Just because you named it that doesn't mean that's what you've written. Let me
break it down:

1\. There's no substitute for not being a horrible person. Good people don't
need codes of conduct, and jerks aren't changed by codes of conduct.

2\. Codes of conduct are a political tool, not a technical one. It is very
hard to define human behavior, which means by their nature codes of conduct
are relatively general and then get interpreted to fit specific cases.

3\. Jerks like politics, because they're a great smokescreen.

Codes of conduct cannot possibly help organizations. No one changes their
behavior to meet a code of conduct. Instead, it becomes a reason to exile
users. That in itself is fine, but unnecessary. Most organizations have either
a formal or defacto leader that can unilaterally excommunicate offensive
members, either with a ban button or simply through social pressure.

When a leader does this, their decision can be questioned. The question
revolves around "did the leader do the right thing for the community?". Once
you introduce a code of conduct, the question becomes "did the leader make a
decision in line with the code of conduct?", and that's a really shitty
question to use as the guiding star for a community.

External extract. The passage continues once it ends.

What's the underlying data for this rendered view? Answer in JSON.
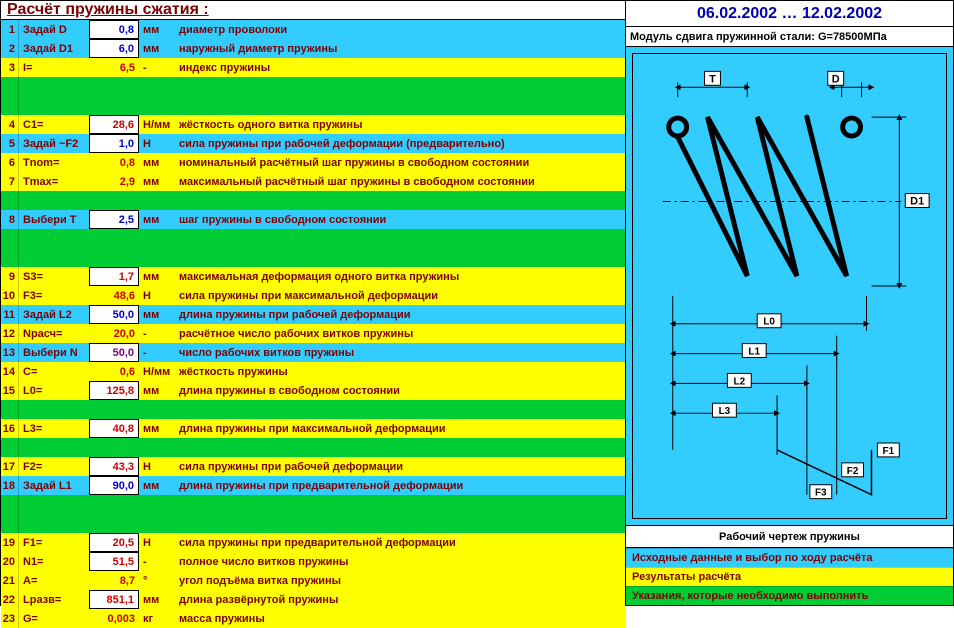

Once a community is in a position where it's making decisions based on an
arbitrary piece of paper, it's easy for the very people the code is trying to
protect against to use that code to solidify political power. The
interpretations are pushed to be broader, and people start rules-lawyering
their political adversaries with the CoC. This is not a healthy place for a
community to be in. Jerks can no longer be excluded for being unhelpful and
obstructionist, as long as they do it in a way that doesn't violate the CoC.
Codifying your community behind a CoC reduces your flexibility because it
gives people ammunition to argue against the statement "you're being horrible
and we don't want you, goodbye".

I've seen this cause the ultimate heat-death of multiple formerly delightful
internet communities. The pillars of the community get slowly weeded out
because they refuse to bow down to the precise wording of the almighty CoC,
the nazi moderators set in, the baseload members migrate to wherever the
pillars went, and the community withers.

I've done it before and I'm bored of the cycle. I'll happily work with a team
of enthusiastic people run by a benevolent dictator for life who isn't afraid
to convo me and tell me I'm being a wanker. Tell me I've got to abide by the
37 point grand thesis to not triggering people and I'm out.